Lucile Desamory talks about her films, her perspective as a Belgian artist after 20 years abroad, and about topics that are often overlooked. She presents her new project Entre les lignes (co-authored with Damien Desamory), which is closely connected to the region in the far east of Belgium: "Theia, a land surveyor for the Belgian Cadastre Office, is sent on a mission to the municipality of Moresnet to investigate suspicious ground movements on site. While setting her markers, the official is exposed to unusually strong telluric currents. Currents and tensions of historical, geological, and magical nature – because this 18 square kilometer piece of land, wedged in the border triangle between Belgium, Germany, and the Netherlands, was Neutral-Moresnet for 100 years. The central seat of the Esperanto movement. A patch of land, no nation, with a lot of zinc in the ground, much moonshine, and one policeman."

Lucile Desamory (1977, Brussels) is a visual artist, filmmaker, actor, and musician and has lived and worked in Berlin since 2004. She is interested in the borders between perception, excess, the falsified and neglected narratives.
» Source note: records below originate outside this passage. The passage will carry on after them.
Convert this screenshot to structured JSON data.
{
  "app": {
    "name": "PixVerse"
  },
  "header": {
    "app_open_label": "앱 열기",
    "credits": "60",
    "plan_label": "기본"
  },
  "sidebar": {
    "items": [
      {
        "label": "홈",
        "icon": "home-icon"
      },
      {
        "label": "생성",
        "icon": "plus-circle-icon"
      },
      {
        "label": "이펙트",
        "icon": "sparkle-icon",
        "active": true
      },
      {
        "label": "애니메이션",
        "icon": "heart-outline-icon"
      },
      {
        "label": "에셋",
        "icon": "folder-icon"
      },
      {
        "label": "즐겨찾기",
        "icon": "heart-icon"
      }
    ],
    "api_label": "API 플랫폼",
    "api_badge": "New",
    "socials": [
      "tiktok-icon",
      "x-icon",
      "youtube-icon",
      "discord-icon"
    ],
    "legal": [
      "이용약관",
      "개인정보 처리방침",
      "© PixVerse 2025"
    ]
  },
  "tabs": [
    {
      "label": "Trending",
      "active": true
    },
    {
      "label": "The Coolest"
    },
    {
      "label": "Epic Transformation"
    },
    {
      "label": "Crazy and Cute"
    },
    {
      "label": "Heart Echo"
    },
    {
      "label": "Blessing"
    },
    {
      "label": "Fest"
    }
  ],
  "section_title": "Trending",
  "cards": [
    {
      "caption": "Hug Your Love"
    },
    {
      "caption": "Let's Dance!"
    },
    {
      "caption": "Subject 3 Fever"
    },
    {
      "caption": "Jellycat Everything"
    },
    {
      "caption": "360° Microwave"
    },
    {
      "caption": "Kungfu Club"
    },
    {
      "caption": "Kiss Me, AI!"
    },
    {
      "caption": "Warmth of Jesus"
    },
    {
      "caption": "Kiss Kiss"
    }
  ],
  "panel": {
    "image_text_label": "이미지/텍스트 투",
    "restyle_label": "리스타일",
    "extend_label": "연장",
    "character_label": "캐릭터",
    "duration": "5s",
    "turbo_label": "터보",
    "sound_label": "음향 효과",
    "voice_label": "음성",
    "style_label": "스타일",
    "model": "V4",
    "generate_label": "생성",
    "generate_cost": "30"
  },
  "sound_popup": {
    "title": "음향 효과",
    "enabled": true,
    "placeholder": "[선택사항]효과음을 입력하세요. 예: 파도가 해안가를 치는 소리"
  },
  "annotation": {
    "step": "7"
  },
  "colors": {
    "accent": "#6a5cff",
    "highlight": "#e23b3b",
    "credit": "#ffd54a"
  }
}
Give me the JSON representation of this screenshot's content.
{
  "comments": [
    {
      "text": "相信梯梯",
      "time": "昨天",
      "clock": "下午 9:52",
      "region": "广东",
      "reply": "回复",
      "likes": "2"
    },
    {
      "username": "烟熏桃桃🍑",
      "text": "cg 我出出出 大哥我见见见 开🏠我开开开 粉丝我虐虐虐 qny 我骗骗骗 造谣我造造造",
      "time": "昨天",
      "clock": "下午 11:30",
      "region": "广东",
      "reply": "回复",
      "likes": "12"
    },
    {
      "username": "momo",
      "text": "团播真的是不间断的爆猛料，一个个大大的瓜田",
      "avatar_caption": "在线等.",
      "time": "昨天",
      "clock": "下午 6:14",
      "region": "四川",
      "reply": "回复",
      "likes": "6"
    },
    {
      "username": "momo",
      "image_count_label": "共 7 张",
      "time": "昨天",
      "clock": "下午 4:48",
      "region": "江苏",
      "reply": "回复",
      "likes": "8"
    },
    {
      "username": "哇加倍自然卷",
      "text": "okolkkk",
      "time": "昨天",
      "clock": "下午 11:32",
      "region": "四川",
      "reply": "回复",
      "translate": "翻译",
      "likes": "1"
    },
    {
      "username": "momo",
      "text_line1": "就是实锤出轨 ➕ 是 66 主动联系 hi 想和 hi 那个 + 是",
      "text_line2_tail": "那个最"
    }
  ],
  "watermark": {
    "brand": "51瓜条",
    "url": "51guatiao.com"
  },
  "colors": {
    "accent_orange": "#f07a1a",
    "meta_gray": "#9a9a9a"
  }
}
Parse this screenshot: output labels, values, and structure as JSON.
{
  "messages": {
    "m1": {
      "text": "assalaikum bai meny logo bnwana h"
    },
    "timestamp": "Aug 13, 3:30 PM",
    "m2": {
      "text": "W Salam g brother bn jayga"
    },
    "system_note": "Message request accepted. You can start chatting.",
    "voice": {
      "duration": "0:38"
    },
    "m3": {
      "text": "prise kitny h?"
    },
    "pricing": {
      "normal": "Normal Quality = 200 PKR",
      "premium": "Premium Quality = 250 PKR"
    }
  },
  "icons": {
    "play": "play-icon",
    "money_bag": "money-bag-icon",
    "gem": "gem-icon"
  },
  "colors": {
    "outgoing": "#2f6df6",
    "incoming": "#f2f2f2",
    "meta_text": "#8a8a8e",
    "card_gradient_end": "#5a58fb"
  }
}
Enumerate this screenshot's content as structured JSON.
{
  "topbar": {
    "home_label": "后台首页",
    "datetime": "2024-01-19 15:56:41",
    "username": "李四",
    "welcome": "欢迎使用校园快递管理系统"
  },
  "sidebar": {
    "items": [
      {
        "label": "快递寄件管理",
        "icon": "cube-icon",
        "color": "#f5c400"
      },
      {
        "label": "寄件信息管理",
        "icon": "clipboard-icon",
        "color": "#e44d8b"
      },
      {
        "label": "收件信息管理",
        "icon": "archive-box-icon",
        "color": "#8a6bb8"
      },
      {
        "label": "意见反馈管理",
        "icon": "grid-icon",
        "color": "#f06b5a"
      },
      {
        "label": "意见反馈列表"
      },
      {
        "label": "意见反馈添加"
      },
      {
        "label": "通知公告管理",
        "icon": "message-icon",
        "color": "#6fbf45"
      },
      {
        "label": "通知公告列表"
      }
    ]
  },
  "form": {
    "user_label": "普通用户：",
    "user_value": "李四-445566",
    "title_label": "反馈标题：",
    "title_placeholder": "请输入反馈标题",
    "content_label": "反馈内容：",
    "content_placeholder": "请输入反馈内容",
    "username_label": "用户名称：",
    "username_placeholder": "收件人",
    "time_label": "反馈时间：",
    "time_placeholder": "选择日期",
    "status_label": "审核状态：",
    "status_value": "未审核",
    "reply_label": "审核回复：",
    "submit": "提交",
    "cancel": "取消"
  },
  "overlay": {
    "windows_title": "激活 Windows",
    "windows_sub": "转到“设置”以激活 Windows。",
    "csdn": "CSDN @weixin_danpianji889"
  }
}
This interest in marginal phenomena requires a constant change in medium. She uses cinema, painting, drawing, embroidery, collage, photography, and her voice. She combines these techniques broader media such as installations, films, radio plays, and performances.

Many projects are created as collaborations like for example the theater play The Extraordinary Wig with Antonia Baehr in 2020, the performance Asteroseismology 2018 with Sabine Ercklentz and Margareth Kammerer or her second feature film Télé Réalité directed in collaboration with filmmakers Glodie Mubikay and Gustave Fundi, which premiered at the Berlin Film Festival in 2020. Lucile Desamory is currently working on a television series that will also be a feature film, De Wervelende Wiwar – The Swirling Tangle.

This project is a collaboration with Escautville and is supported by the bilateral cooperation of the German-speaking and Flemish communities.